Neuronal antenna senses signals from the bone to sustain cognition by boosting autophagy.

The common occurrence of cognitive decline is one of the most significant manifestations of aging in the brain, with the hippocampus - critical for learning and memory - being one of the first regions to exhibit functional deterioration. BGLAP/OCN/osteocalcin (bone gamma-carboxyglutamate protein), a pro-youth systemic factor produced by the bone, improves age-related cognitive decline by boosting hippocampal neuronal autophagy.
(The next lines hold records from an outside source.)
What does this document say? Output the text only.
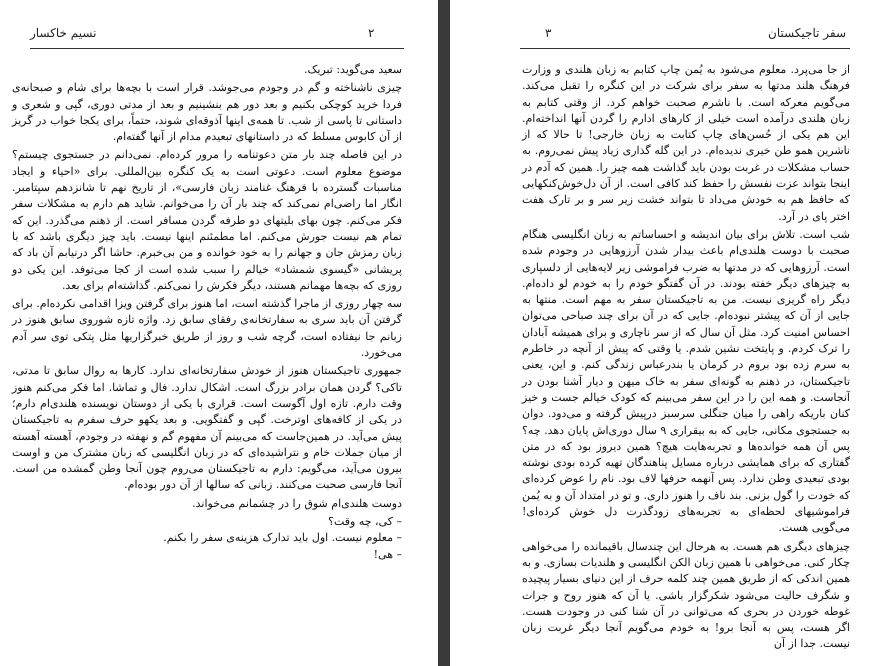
نسیم خاکسار	۲

سعید می‌گوید: تبریک.

چیزی ناشناخته و گم در وجودم می‌جوشد. قرار است با بچه‌ها برای شام و صبحانه‌ی فردا خرید کوچکی بکنیم و بعد دور هم بنشینیم و بعد از مدتی دوری، گپی و شعری و داستانی تا پاسی از شب. تا همه‌ی اینها آذوقه‌ای شوند، حتماً، برای یکجا خواب در گریز از آن کابوس مسلط که در داستانهای تبعیدم مدام از آنها گفته‌ام.

در این فاصله چند بار متن دعوتنامه را مرور کرده‌ام. نمی‌دانم در جستجوی چیستم؟ موضوع معلوم است. دعوتی است به یک کنگره بین‌المللی. برای «احیاء و ایجاد مناسبات گسترده با فرهنگ غنامند زبان فارسی»، از تاریخ نهم تا شانزدهم سپتامبر. انگار اما راضی‌ام نمی‌کند که چند بار آن را می‌خوانم. شاید هم دارم به مشکلات سفر فکر می‌کنم. چون بهای بلیتهای دو طرفه گردن مسافر است. از ذهنم می‌گذرد. این که تمام هم نیست جورش می‌کنم. اما مطمئنم اینها نیست. باید چیز دیگری باشد که با زبان رمزش جان و جهانم را به خود خوانده و من بی‌خبرم. حاشا اگر درنیابم آن باد که پریشانی «گیسوی شمشاد» خیالم را سبب شده است از کجا می‌توفد. این یکی دو روزی که بچه‌ها مهمانم هستند، دیگر فکرش را نمی‌کنم. گذاشته‌ام برای بعد.

سه چهار روزی از ماجرا گذشته است، اما هنوز برای گرفتن ویزا اقدامی نکرده‌ام. برای گرفتن آن باید سری به سفارتخانه‌ی رفقای سابق زد. واژه تازه شوروی سابق هنوز در زبانم جا نیفتاده است، گرچه شب و روز از طریق خبرگزاریها مثل پتکی توی سر آدم می‌خورد.

جمهوری تاجیکستان هنوز از خودش سفارتخانه‌ای ندارد. کارها به روال سابق تا مدتی، تاکی؟ گردن همان برادر بزرگ است. اشکال ندارد. فال و تماشا. اما فکر می‌کنم هنوز وقت دارم. تازه اول آگوست است. قراری با یکی از دوستان نویسنده هلندی‌ام دارم؛ در یکی از کافه‌های اوترخت. گپی و گفتگویی. و بعد یکهو حرف سفرم به تاجیکستان پیش می‌آید. در همین‌جاست که می‌بینم آن مفهوم گم و نهفته در وجودم، آهسته آهسته از میان جملات خام و نتراشیده‌ای که در زبان انگلیسی که زبان مشترک من و اوست بیرون می‌آید، می‌گویم: دارم به تاجیکستان می‌روم چون آنجا وطن گمشده من است. آنجا فارسی صحبت می‌کنند. زبانی که سالها از آن دور بوده‌ام.

دوست هلندی‌ام شوق را در چشمانم می‌خواند.

– کی، چه وقت؟

– معلوم نیست. اول باید تدارک هزینه‌ی سفر را بکنم.

– هی!

۳	سفر تاجیکستان

از جا می‌پرد. معلوم می‌شود به یُمن چاپ کتابم به زبان هلندی و وزارت فرهنگ هلند مدتها به سفر برای شرکت در این کنگره را تقبل می‌کند. می‌گویم معرکه است. با ناشرم صحبت خواهم کرد. از وقتی کتابم به زبان هلندی درآمده است خیلی از کارهای ادارم را گردن آنها انداخته‌ام. این هم یکی از حُسن‌های چاپ کتابت به زبان خارجی! تا حالا که از ناشرین همو طن خیری ندیده‌ام. در این گله گذاری زیاد پیش نمی‌روم. به حساب مشکلات در غربت بودن باید گذاشت همه چیز را. همین که آدم در اینجا بتواند عزت نفسش را حفظ کند کافی است. از آن دل‌خوش‌کنکهایی که حافظ هم به خودش می‌داد تا بتواند خشت زیر سر و بر تارک هفت اختر پای در آرد.

شب است. تلاش برای بیان اندیشه و احساساتم به زبان انگلیسی هنگام صحبت با دوست هلندی‌ام باعث بیدار شدن آرزوهایی در وجودم شده است. آرزوهایی که در مدتها به ضرب فراموشی زیر لایه‌هایی از دلسپاری به چیزهای دیگر خفته بودند. در آن گفتگو خودم را به خودم لو داده‌ام. دیگر راه گریزی نیست. من به تاجیکستان سفر به مهم است. منتها به جایی از آن که پیشتر نبوده‌ام. جایی که در آن برای چند صباحی می‌توان احساس امنیت کرد. مثل آن سال که از سر ناچاری و برای همیشه آبادان را ترک کردم. و پایتخت نشین شدم. یا وقتی که پیش از آنچه در خاطرم به سرم زده بود بروم در کرمان یا بندرعباس زندگی کنم. و این، یعنی تاجیکستان، در ذهنم به گونه‌ای سفر به خاک میهن و دیار آشنا بودن در آنجاست. و همه این را در این سفر می‌بینم که کودک خیالم جست و خیز کنان باریکه راهی را میان جنگلی سرسبز درپیش گرفته و می‌دود. دوان به جستجوی مکانی، جایی که به بیقراری ۹ سال دوری‌اش پایان دهد. چه؟ پس آن همه خوانده‌ها و تجربه‌هایت هیچ؟ همین دیروز بود که در متن گفتاری که برای همایشی درباره مسایل پناهندگان تهیه کرده بودی نوشته بودی تبعیدی وطن ندارد. پس آنهمه حرفها لاف بود. نام را عوض کرده‌ای که خودت را گول بزنی. بند ناف را هنوز داری. و تو در امتداد آن و به یُمن فراموشیهای لحظه‌ای به تجربه‌های زودگذرت دل خوش کرده‌ای! می‌گویی هست.

چیزهای دیگری هم هست. به هرحال این چندسال باقیمانده را می‌خواهی چکار کنی. می‌خواهی با همین زبان الکن انگلیسی و هلندیات بسازی. و به همین اندکی که از طریق همین چند کلمه حرف از این دنیای بسیار پیچیده و شگرف حالیت می‌شود شکرگزار باشی. یا آن که هنوز روح و جرات غوطه خوردن در بحری که می‌توانی در آن شنا کنی در وجودت هست. اگر هست، پس به آنجا برو! به خودم می‌گویم آنجا دیگر غربت زبان نیست. جدا از آن
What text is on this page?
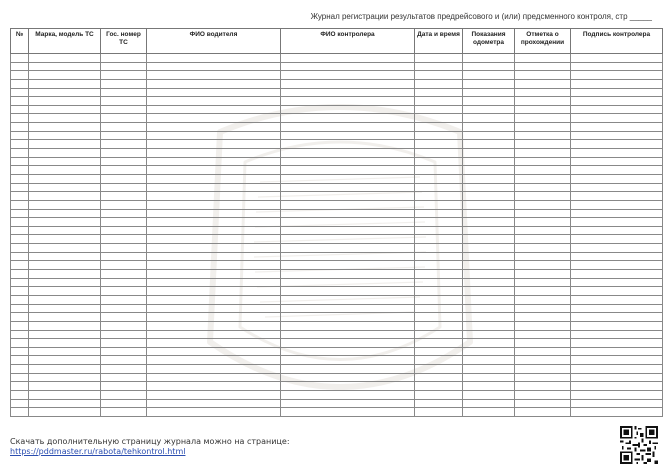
Журнал регистрации результатов предрейсового и (или) предсменного контроля, стр _____
№	Марка, модель ТС	Гос. номер ТС	ФИО водителя	ФИО контролера	Дата и время	Показания одометра	Отметка о прохождении	Подпись контролера

Скачать дополнительную страницу журнала можно на странице:
https://pddmaster.ru/rabota/tehkontrol.html
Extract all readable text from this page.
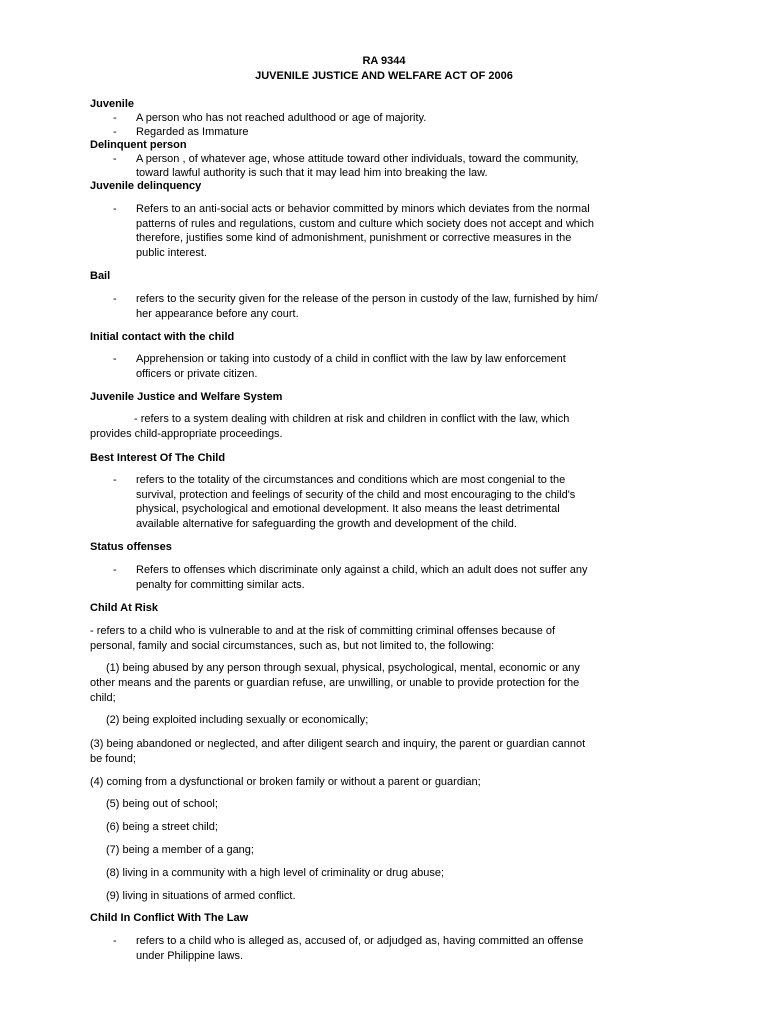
RA 9344
JUVENILE JUSTICE AND WELFARE ACT OF 2006
Juvenile
- A person who has not reached adulthood or age of majority.
- Regarded as Immature
Delinquent person
- A person , of whatever age, whose attitude toward other individuals, toward the community,
toward lawful authority is such that it may lead him into breaking the law.
Juvenile delinquency
- Refers to an anti-social acts or behavior committed by minors which deviates from the normal
patterns of rules and regulations, custom and culture which society does not accept and which
therefore, justifies some kind of admonishment, punishment or corrective measures in the
public interest.
Bail
- refers to the security given for the release of the person in custody of the law, furnished by him/
her appearance before any court.
Initial contact with the child
- Apprehension or taking into custody of a child in conflict with the law by law enforcement
officers or private citizen.
Juvenile Justice and Welfare System
- refers to a system dealing with children at risk and children in conflict with the law, which
provides child-appropriate proceedings.
Best Interest Of The Child
- refers to the totality of the circumstances and conditions which are most congenial to the
survival, protection and feelings of security of the child and most encouraging to the child's
physical, psychological and emotional development. It also means the least detrimental
available alternative for safeguarding the growth and development of the child.
Status offenses
- Refers to offenses which discriminate only against a child, which an adult does not suffer any
penalty for committing similar acts.
Child At Risk
- refers to a child who is vulnerable to and at the risk of committing criminal offenses because of
personal, family and social circumstances, such as, but not limited to, the following:
(1) being abused by any person through sexual, physical, psychological, mental, economic or any
other means and the parents or guardian refuse, are unwilling, or unable to provide protection for the
child;
(2) being exploited including sexually or economically;
(3) being abandoned or neglected, and after diligent search and inquiry, the parent or guardian cannot
be found;
(4) coming from a dysfunctional or broken family or without a parent or guardian;
(5) being out of school;
(6) being a street child;
(7) being a member of a gang;
(8) living in a community with a high level of criminality or drug abuse;
(9) living in situations of armed conflict.
Child In Conflict With The Law
- refers to a child who is alleged as, accused of, or adjudged as, having committed an offense
under Philippine laws.
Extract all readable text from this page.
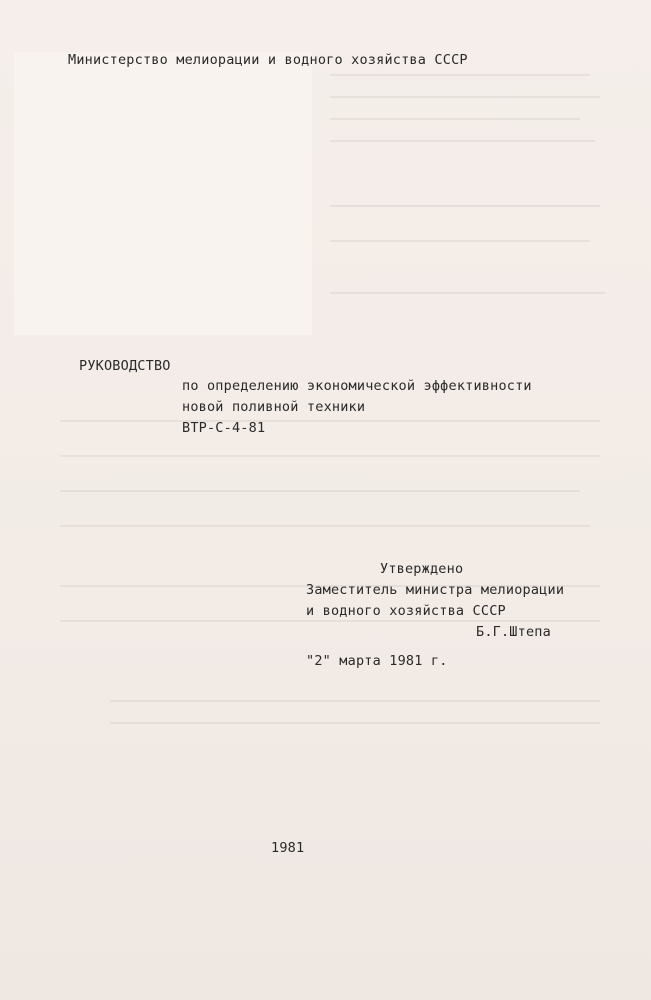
Министерство мелиорации и водного хозяйства СССР
РУКОВОДСТВО
по определению экономической эффективности
новой поливной техники
ВТР-С-4-81
Утверждено
Заместитель министра мелиорации
и водного хозяйства СССР
Б.Г.Штепа
"2" марта 1981 г.
1981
However, the mechanism by which hippocampal neurons detect BGLAP/OCN in the systemic milieu and adapt their downstream response was previously unknown. We determined that BGLAP/OCN modulates core primary cilia (PC) proteins, suggesting that this "extracellular antenna" may play a role in mediating BGLAP/OCN's anti-aging effects. Furthermore, selective downregulation of core PC proteins in the hippocampus impairs learning and memory by reducing neuronal macroautophagy/autophagy. In contrast, restoring core PC protein levels in the hippocampus of aged mice improved this phenotype and was necessary for the induction of autophagy machinery by BGLAP/OCN. Together, these findings reveal a novel mechanism through which pro-youth systemic factors, like BGLAP/OCN, can regulate neuronal autophagy and foster cognitive resilience during aging.